Tapi dibawah kesederhanaan itulah rasa sayang dan keakraban kami
terbentuk. Semangkuk mie cinta.
—
03 Februari 2012.Sahabat,
Jika kemaren aku merasa begitu karena beberapa anak membuat rusuh di
kelas ,kini aku merasa begitu bahagia…..hari ini semua anak kelas
bintang membaca buku sebelum masuk kelas. Ajaib. Dari hanya 1 yang
membaca di hari pertama aturan main dijalankan terus, 8,16, 18, 19, 22,
16, 19, 24. Aku suka angka 24.ajaib tuk anak-anak yang tidak suka
membaca buku
Kebiasaan
membaca di kelas bintang menjadi kebiasaan paling bertahan bahkan
hingga kini disaat aku tak lagi disana. Semua karena kekuatan saling
menasehati dalam kebaikan dari anak-anak sang bintang, kekuatan Alashr.
Demi
masa. Sungguh, manusia berada dalam kerugian. Kecuali orang-orang yang
beriman dan mengerjakan kebajikan serta saling menasehati untuk
kesabaran (AlAshr 1-3)
Sedari
awal aku telah merasa khawatir untuk hari ini, hari-hari terakhir, dan
hari disaat kelak aku meninggalkan desa ini. Aku takut mereka melupakan
mimpinya, aku takut tak kan ada lagi kobaran semangat mereka, aku ingin
semangat dan impian, dan semangat pantang menyerah selalu berkobar dari
hati mereka. Aku pun menanamkan kebiasaaan saling mengingatkan,
membantu, dan menasehati teman dalam hal kebaikan ibarat gelas berisi
air yang harus terus dibagi agar tidak tumpah.
Kelak,
Hari-hari setelah kepergianku, selalu ada saja laporan dari beberapa
anak yang kutunjuk sebagai asisten dan mata-mataku . Yang nyonteklah,
yang tidak baca buku, yang tidak bersih dan rapi, mereka melaporkan
perkembangannya. Dan tentu aku akan selalu memberi kesempatan pada
asistenku untuk menasehati temannya sembari aku menitipkan pesanku untuk
yang melanggar aturan main. Pesan kasih sayang dan harapan, tentunya.
—
Minggu-minggu
terakhir ini pun, aku kunjungan ke beberapa rumah anak-anakku. Rumah
anak-anak yang butuh pendampingan khusus adalah rumah yang paling
pertama kukunjungi. Dari pertemuan itu, aku tahu bahwa mungkin mereka
keliatan tidak pintar untuk mata pelajaran seperti matematika di kelas
tapi mereka sangat pintar di hal-hal yang lain. Pintar seni musik, tari,
gambar, sepak bola, public speaking, unterpersonal skill, dan menulis.
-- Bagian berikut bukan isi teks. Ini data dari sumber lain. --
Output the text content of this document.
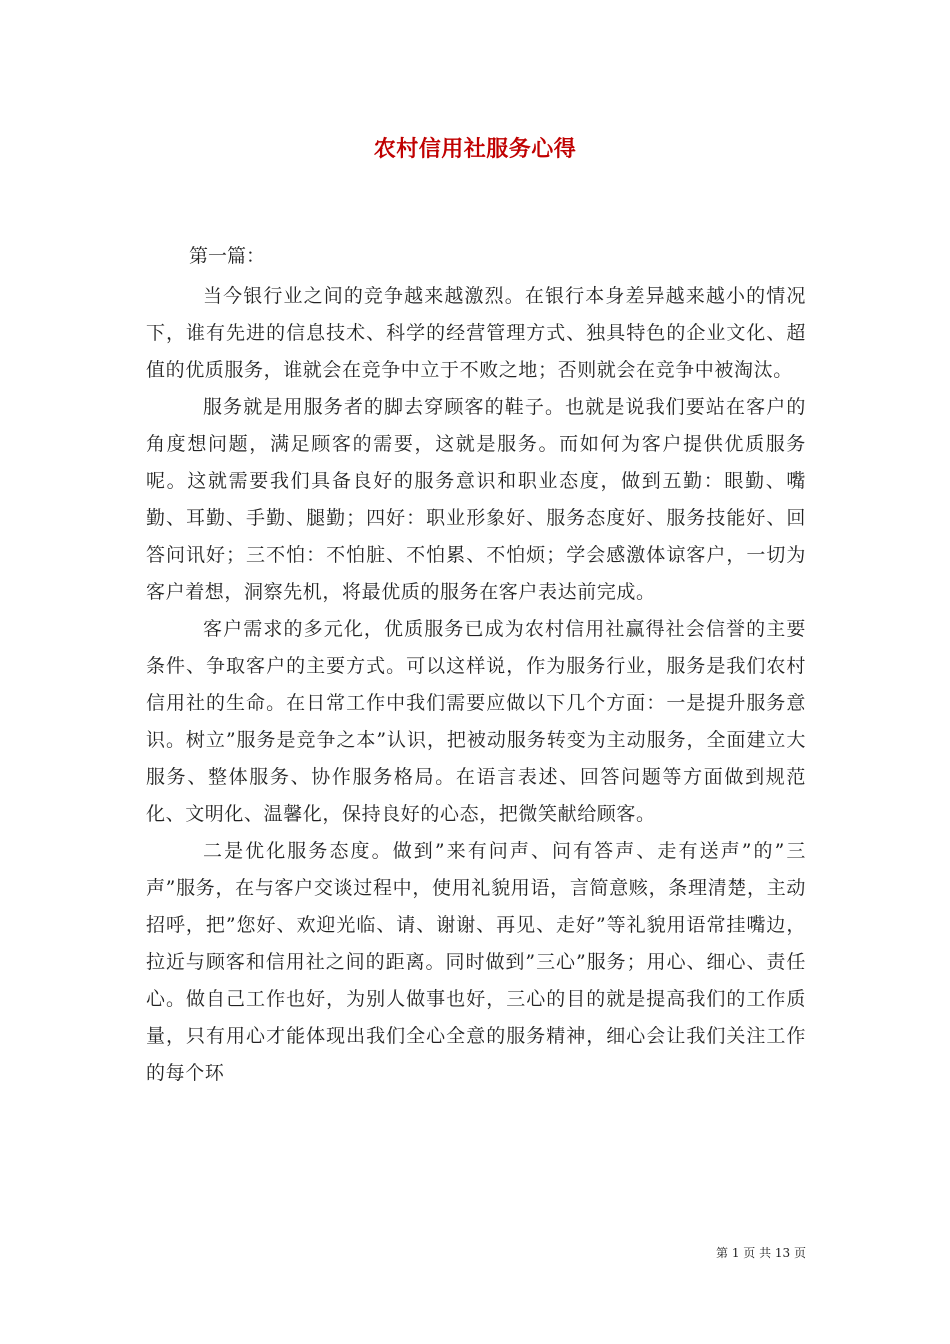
农村信用社服务心得

第一篇：

当今银行业之间的竞争越来越激烈。在银行本身差异越来越小的情况下，谁有先进的信息技术、科学的经营管理方式、独具特色的企业文化、超值的优质服务，谁就会在竞争中立于不败之地；否则就会在竞争中被淘汰。

服务就是用服务者的脚去穿顾客的鞋子。也就是说我们要站在客户的角度想问题，满足顾客的需要，这就是服务。而如何为客户提供优质服务呢。这就需要我们具备良好的服务意识和职业态度，做到五勤：眼勤、嘴勤、耳勤、手勤、腿勤；四好：职业形象好、服务态度好、服务技能好、回答问讯好；三不怕：不怕脏、不怕累、不怕烦；学会感激体谅客户，一切为客户着想，洞察先机，将最优质的服务在客户表达前完成。

客户需求的多元化，优质服务已成为农村信用社赢得社会信誉的主要条件、争取客户的主要方式。可以这样说，作为服务行业，服务是我们农村信用社的生命。在日常工作中我们需要应做以下几个方面：一是提升服务意识。树立”服务是竞争之本”认识，把被动服务转变为主动服务，全面建立大服务、整体服务、协作服务格局。在语言表述、回答问题等方面做到规范化、文明化、温馨化，保持良好的心态，把微笑献给顾客。

二是优化服务态度。做到”来有问声、问有答声、走有送声”的”三声”服务，在与客户交谈过程中，使用礼貌用语，言简意赅，条理清楚，主动招呼，把”您好、欢迎光临、请、谢谢、再见、走好”等礼貌用语常挂嘴边，拉近与顾客和信用社之间的距离。同时做到”三心”服务；用心、细心、责任心。做自己工作也好，为别人做事也好，三心的目的就是提高我们的工作质量，只有用心才能体现出我们全心全意的服务精神，细心会让我们关注工作的每个环

第 1 页 共 13 页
Dan mereka dengan kemampuan skill luar biasa ini yang mungkin tak pernah
diliat orang lain sebagai sebuah kelebihan, hampir semua mereka bercita
sebagai dokter.
Aku
pun mengunjungi rumah-rumah yang bintang kelas, merekalah yang kelak
menjadi asistenku. Yang secara rutin melaporkan keadaan personal, kelas,
dan sekolah hingga saat ini.
—
Hari
terakhir kepergianku. Aku tidak bisa untuk tidak menagis tapi aku tidak
pernah mengucurkan air mata karena perpisahan ini. Justru aku menangis
bahagia disaat hari terakhir perpisahan aku menanyakan kabar cita-cita
mereka. 19 dari 24 anakku kini berani bermimpi untuk melanjutkan kuliah
padahal hanya 1-2 yang mau kuliah saja adalah keajaiban di desa ini. Ari
tetap saja kekeh hanya akan SMP. Sedangkan Mila, Agung, Ade, Anggi mau
sampai SMA. Padahal di SD ini di desa ini tamatan SMP adalah hal yang
ajaib apalagi jika kau berani bermimpi lebih. Ya, inilah ceritaku
terlalu banyak cerita inspiratif yang ingin kuceritakan tentang desa
Bojong, tentang anak-anaknya yang berjuang dalam keterbatasan, tentang
orangtua yang begitu berharap pada anak-anaknya. Dan aku yakin semua
kita pasti memiliki cerita inspiratif asalkan kita melibatkan hati dan
tekad untuk melakukan sesuatu perubahan disana.
Teruntuk
anak-anakku yang kusayangi karena Allah dan RasulNya: Eca, Reza, Sindi,
Anggi, Nuri, Uci, Nurul, Reli, Ari, Ade, Winky, Anggun, Mila Y.A,
Agung, Rifal, Nina, Siti, Wida, Cika, Ipar, Imam, Minarti, Susi, Mila.K.